Tal cual la había visualizado. El físico de esta mujer es idéntico al que había imaginado. Piel cetrina, arrugas a borbotones, un chal de lana gris medio descosido y el sarafan deshilachado. No hay más que hablar. Es completamente inofensiva. Ja, ja, ja…


Al cabo de lo que parecen varias horas, Vanya irrumpe precipitadamente en mi cuarto. El sudor invade su frente y parte de los pómulos. Le insto a que me cuente qué ocurre, pero él no vocaliza y farfulla ideas extrañas. Le hago pasar y acomodarse para que se calme y me cuente qué sucede.
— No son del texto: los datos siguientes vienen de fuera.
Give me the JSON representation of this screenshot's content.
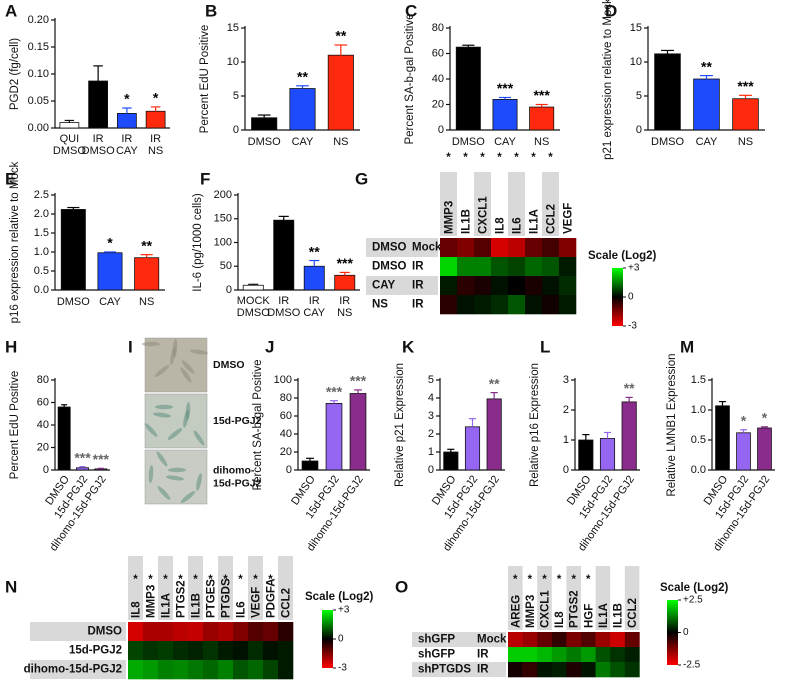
{
  "chart_data": [
    {
      "type": "bar",
      "panel": "A",
      "ylabel": "PGD2 (fg/cell)",
      "categories": [
        [
          "QUI",
          "DMSO"
        ],
        [
          "IR",
          "DMSO"
        ],
        [
          "IR",
          "CAY"
        ],
        [
          "IR",
          "NS"
        ]
      ],
      "values": [
        0.01,
        0.087,
        0.027,
        0.031
      ],
      "errors": [
        0.004,
        0.028,
        0.01,
        0.008
      ],
      "colors": [
        "#ffffff",
        "#000000",
        "#1f4bff",
        "#ff2a0d"
      ],
      "annotations": [
        null,
        null,
        "*",
        "*"
      ],
      "annotation_color": "#000000",
      "ylim": [
        0,
        0.2
      ],
      "yticks": [
        {
          "value": 0,
          "label": "0.00"
        },
        {
          "value": 0.05,
          "label": "0.05"
        },
        {
          "value": 0.1,
          "label": "0.10"
        },
        {
          "value": 0.15,
          "label": "0.15"
        },
        {
          "value": 0.2,
          "label": "0.20"
        }
      ]
    },
    {
      "type": "bar",
      "panel": "B",
      "ylabel": "Percent EdU Positive",
      "categories": [
        "DMSO",
        "CAY",
        "NS"
      ],
      "values": [
        1.8,
        6.1,
        11
      ],
      "errors": [
        0.4,
        0.4,
        1.5
      ],
      "colors": [
        "#000000",
        "#1f4bff",
        "#ff2a0d"
      ],
      "annotations": [
        null,
        "**",
        "**"
      ],
      "annotation_color": "#000000",
      "ylim": [
        0,
        15
      ],
      "yticks": [
        0,
        5,
        10,
        15
      ]
    },
    {
      "type": "bar",
      "panel": "C",
      "ylabel": "Percent SA-b-gal Positive",
      "categories": [
        "DMSO",
        "CAY",
        "NS"
      ],
      "values": [
        65,
        24,
        18
      ],
      "errors": [
        1.5,
        1.5,
        2
      ],
      "colors": [
        "#000000",
        "#1f4bff",
        "#ff2a0d"
      ],
      "annotations": [
        null,
        "***",
        "***"
      ],
      "annotation_color": "#000000",
      "ylim": [
        0,
        80
      ],
      "yticks": [
        0,
        20,
        40,
        60,
        80
      ]
    },
    {
      "type": "bar",
      "panel": "D",
      "ylabel": "p21 expression relative to Mock",
      "categories": [
        "DMSO",
        "CAY",
        "NS"
      ],
      "values": [
        11.2,
        7.5,
        4.6
      ],
      "errors": [
        0.5,
        0.5,
        0.5
      ],
      "colors": [
        "#000000",
        "#1f4bff",
        "#ff2a0d"
      ],
      "annotations": [
        null,
        "**",
        "***"
      ],
      "annotation_color": "#000000",
      "ylim": [
        0,
        15
      ],
      "yticks": [
        0,
        5,
        10,
        15
      ]
    },
    {
      "type": "bar",
      "panel": "E",
      "ylabel": "p16 expression relative to Mock",
      "categories": [
        "DMSO",
        "CAY",
        "NS"
      ],
      "values": [
        2.12,
        0.98,
        0.85
      ],
      "errors": [
        0.05,
        0.02,
        0.08
      ],
      "colors": [
        "#000000",
        "#1f4bff",
        "#ff2a0d"
      ],
      "annotations": [
        null,
        "*",
        "**"
      ],
      "annotation_color": "#000000",
      "ylim": [
        0,
        2.5
      ],
      "yticks": [
        {
          "value": 0,
          "label": "0.0"
        },
        {
          "value": 0.5,
          "label": "0.5"
        },
        {
          "value": 1,
          "label": "1.0"
        },
        {
          "value": 1.5,
          "label": "1.5"
        },
        {
          "value": 2,
          "label": "2.0"
        },
        {
          "value": 2.5,
          "label": "2.5"
        }
      ]
    },
    {
      "type": "bar",
      "panel": "F",
      "ylabel": "IL-6 (pg/1000 cells)",
      "categories": [
        [
          "MOCK",
          "DMSO"
        ],
        [
          "IR",
          "DMSO"
        ],
        [
          "IR",
          "CAY"
        ],
        [
          "IR",
          "NS"
        ]
      ],
      "values": [
        10,
        147,
        50,
        31
      ],
      "errors": [
        2,
        8,
        12,
        6
      ],
      "colors": [
        "#ffffff",
        "#000000",
        "#1f4bff",
        "#ff2a0d"
      ],
      "annotations": [
        null,
        null,
        "**",
        "***"
      ],
      "annotation_color": "#000000",
      "ylim": [
        0,
        200
      ],
      "yticks": [
        0,
        50,
        100,
        150,
        200
      ]
    },
    {
      "type": "heatmap",
      "panel": "G",
      "scale_title": "Scale (Log2)",
      "columns": [
        "MMP3",
        "IL1B",
        "CXCL1",
        "IL8",
        "IL6",
        "IL1A",
        "CCL2",
        "VEGF"
      ],
      "annotations": [
        "*",
        "*",
        "*",
        "*",
        "*",
        "*",
        "*",
        null
      ],
      "rows": [
        [
          "DMSO",
          "Mock"
        ],
        [
          "DMSO",
          "IR"
        ],
        [
          "CAY",
          "IR"
        ],
        [
          "NS",
          "IR"
        ]
      ],
      "values": [
        [
          -1.2,
          -1.5,
          -1,
          -2.5,
          -2.2,
          -1.2,
          -0.8,
          -1.5
        ],
        [
          2.5,
          1.5,
          1.5,
          1,
          0.8,
          1.2,
          1,
          0.3
        ],
        [
          0.3,
          -0.5,
          -0.3,
          0.2,
          0,
          -0.3,
          0.2,
          0.5
        ],
        [
          -0.5,
          0.2,
          0.3,
          0.5,
          1,
          0.2,
          -0.2,
          0.3
        ]
      ],
      "vlim": [
        -3,
        3
      ],
      "scale_ticks": [
        {
          "value": 3,
          "label": "+3"
        },
        0,
        -3
      ]
    },
    {
      "type": "bar",
      "panel": "H",
      "ylabel": "Percent EdU Positive",
      "categories": [
        "DMSO",
        "15d-PGJ2",
        "dihomo-15d-PGJ2"
      ],
      "values": [
        56,
        2,
        1
      ],
      "errors": [
        2,
        1,
        0.5
      ],
      "colors": [
        "#000000",
        "#9466f2",
        "#8a2c8c"
      ],
      "annotations": [
        null,
        "***",
        "***"
      ],
      "annotation_color": "#666666",
      "ylim": [
        0,
        80
      ],
      "yticks": [
        0,
        20,
        40,
        60,
        80
      ]
    },
    {
      "type": "image",
      "panel": "I",
      "labels": [
        [
          "DMSO"
        ],
        [
          "15d-PGJ2"
        ],
        [
          "dihomo-",
          "15d-PGJ2"
        ]
      ]
    },
    {
      "type": "bar",
      "panel": "J",
      "ylabel": "Percent SA-b-gal Positive",
      "categories": [
        "DMSO",
        "15d-PGJ2",
        "dihomo-15d-PGJ2"
      ],
      "values": [
        10,
        74,
        85
      ],
      "errors": [
        3,
        3,
        4
      ],
      "colors": [
        "#000000",
        "#9466f2",
        "#8a2c8c"
      ],
      "annotations": [
        null,
        "***",
        "***"
      ],
      "annotation_color": "#666666",
      "ylim": [
        0,
        100
      ],
      "yticks": [
        0,
        20,
        40,
        60,
        80,
        100
      ]
    },
    {
      "type": "bar",
      "panel": "K",
      "ylabel": "Relative p21 Expression",
      "categories": [
        "DMSO",
        "15d-PGJ2",
        "dihomo-15d-PGJ2"
      ],
      "values": [
        1,
        2.4,
        3.95
      ],
      "errors": [
        0.15,
        0.45,
        0.35
      ],
      "colors": [
        "#000000",
        "#9466f2",
        "#8a2c8c"
      ],
      "annotations": [
        null,
        null,
        "**"
      ],
      "annotation_color": "#666666",
      "ylim": [
        0,
        5
      ],
      "yticks": [
        0,
        1,
        2,
        3,
        4,
        5
      ]
    },
    {
      "type": "bar",
      "panel": "L",
      "ylabel": "Relative p16 Expression",
      "categories": [
        "DMSO",
        "15d-PGJ2",
        "dihomo-15d-PGJ2"
      ],
      "values": [
        1,
        1.05,
        2.27
      ],
      "errors": [
        0.18,
        0.2,
        0.15
      ],
      "colors": [
        "#000000",
        "#9466f2",
        "#8a2c8c"
      ],
      "annotations": [
        null,
        null,
        "**"
      ],
      "annotation_color": "#666666",
      "ylim": [
        0,
        3
      ],
      "yticks": [
        0,
        1,
        2,
        3
      ]
    },
    {
      "type": "bar",
      "panel": "M",
      "ylabel": "Relative LMNB1 Expression",
      "categories": [
        "DMSO",
        "15d-PGJ2",
        "dihomo-15d-PGJ2"
      ],
      "values": [
        1.07,
        0.62,
        0.7
      ],
      "errors": [
        0.07,
        0.05,
        0.02
      ],
      "colors": [
        "#000000",
        "#9466f2",
        "#8a2c8c"
      ],
      "annotations": [
        null,
        "*",
        "*"
      ],
      "annotation_color": "#666666",
      "ylim": [
        0,
        1.5
      ],
      "yticks": [
        {
          "value": 0,
          "label": "0.0"
        },
        {
          "value": 0.5,
          "label": "0.5"
        },
        {
          "value": 1,
          "label": "1.0"
        },
        {
          "value": 1.5,
          "label": "1.5"
        }
      ]
    },
    {
      "type": "heatmap",
      "panel": "N",
      "scale_title": "Scale (Log2)",
      "columns": [
        "IL8",
        "MMP3",
        "IL1A",
        "PTGS2",
        "IL1B",
        "PTGES",
        "PTGDS",
        "IL6",
        "VEGF",
        "PDGFA",
        "CCL2"
      ],
      "annotations": [
        "*",
        "*",
        "*",
        "*",
        "*",
        "*",
        "*",
        "*",
        "*",
        "*",
        null
      ],
      "rows": [
        [
          "DMSO"
        ],
        [
          "15d-PGJ2"
        ],
        [
          "dihomo-15d-PGJ2"
        ]
      ],
      "values": [
        [
          -2.5,
          -2,
          -2,
          -2.2,
          -2.3,
          -1.8,
          -2,
          -1.5,
          -1,
          -1.2,
          -0.5
        ],
        [
          0.8,
          0.6,
          0.7,
          0.5,
          0.4,
          0.6,
          0.3,
          0.2,
          0.5,
          0.2,
          0.3
        ],
        [
          2,
          1.8,
          1.5,
          1.6,
          1.4,
          1.2,
          1.5,
          1,
          1.2,
          0.8,
          0.3
        ]
      ],
      "vlim": [
        -3,
        3
      ],
      "scale_ticks": [
        {
          "value": 3,
          "label": "+3"
        },
        0,
        -3
      ]
    },
    {
      "type": "heatmap",
      "panel": "O",
      "scale_title": "Scale (Log2)",
      "columns": [
        "AREG",
        "MMP3",
        "CXCL1",
        "IL8",
        "PTGS2",
        "HGF",
        "IL1A",
        "IL1B",
        "CCL2"
      ],
      "annotations": [
        "*",
        "*",
        "*",
        "*",
        "*",
        "*",
        null,
        null,
        null
      ],
      "rows": [
        [
          "shGFP",
          "Mock"
        ],
        [
          "shGFP",
          "IR"
        ],
        [
          "shPTGDS",
          "IR"
        ]
      ],
      "values": [
        [
          -1.8,
          -1.5,
          -1,
          -0.5,
          -1.2,
          -0.8,
          -1.5,
          -2,
          -1
        ],
        [
          2,
          2,
          1.8,
          1.5,
          1.2,
          1.5,
          0.8,
          0.5,
          0.3
        ],
        [
          -0.2,
          -0.5,
          0.2,
          0.3,
          -0.3,
          0.2,
          1.2,
          0.8,
          0.5
        ]
      ],
      "vlim": [
        -2.5,
        2.5
      ],
      "scale_ticks": [
        {
          "value": 2.5,
          "label": "+2.5"
        },
        0,
        {
          "value": -2.5,
          "label": "-2.5"
        }
      ]
    }
  ]
}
¿Has vuelto a beber demasiado, Vanya? pregunta Fiódor mientras palmea delicadamente su hombro.
No, no es eso. Vengo, vengo… porque la anciana Svetlana, la madre de Sergey Kozlov, tu casero, me ha alertado de tu episodio argumenta Iván con nerviosismo.
¿Qué episodio? ¿De qué hablas?
De tu ataque. Tu segundo ataque hoy. Últimamente son más frecuentes y creo que deberías visitar a algún doctor que…
Vanya, Vanya, quieto… Silencio… ¿Qué dices? ¿Qué ataque? Comienza a caminar por el habitáculo de pared a pared.
¿No lo recuerdas? Dios mío, es peor de lo que imaginaba. Cuando te quedas como muerto, desfallecido, convulsionándote y luchando contra tus demonios siempre te acuerdas. ¿Qué ha sucedido esta vez?
Ciertamente no recuerdo nada de lo que me estás comentando, amigo. Yo estaba tumbado en mi cuarto cuando la vieja llamó a la puerta. Yo abrí y le di dos kopeks como parte de la renta. ¿Qué tiene de particular? Ja, ja, ja…
¿Qué tiene de particular? Ella me contó que, al abrir la puerta, tu rostro parecía el del mismo Satanás y que portabas un hacha escondida debajo del abrigo. Que comenzaste a reír y, de pronto, lanzaste el arma a un extremo de la habitación y corriste a escribir en tu cuaderno como alma que lleva el diablo.
¿Escribir? ¿Hoy? Si bien es cierto que cogí el arma para defenderme de un posible ataque…
¿Ataque? Esa mujer cuenta ochenta y dos años, Fiódor. ¿Cómo iba a atacarte?
No sé, no lo sé, amigo, pero algo me hizo dudar y la cuestión es que mantuve el hacha en mis manos. Pero no hice uso de ella, ja, ja, ja…


Vanya suspira y deja sobre el suelo un paño de tela con algo de pan duro y se recuesta en mi camastro mientras me dirijo hacia el pequeño escritorio. Aparto la desvencijada silla y alcanzo mi cuaderno. En él hay garabatos, alguna gota de sangre seca y diez páginas completas que no recuerdo haber escrito. Las leo detenidamente y palidezco al descubrir un encuentro del protagonista de mi próxima novela con una anciana. Leo el texto al completo ante la ya calmada respiración de mi compañero y vuelvo a sonreír ocultando el rostro para que no me vea.

Cuento dos veces hoy. Ahora sé que durante mis ratos muertos, mis días muertos, cuando los ataques me invaden y me alejan de mi propio ser, otro viene a hacerse cargo de mi mente y, en ocasiones, como hoy, de mi cuerpo para darme liberación. Ahora sé que mi novela se titulará Crimen y castigo, y que Rodia Raskólnikov me visitará próximamente para mostrarme el siguiente capítulo.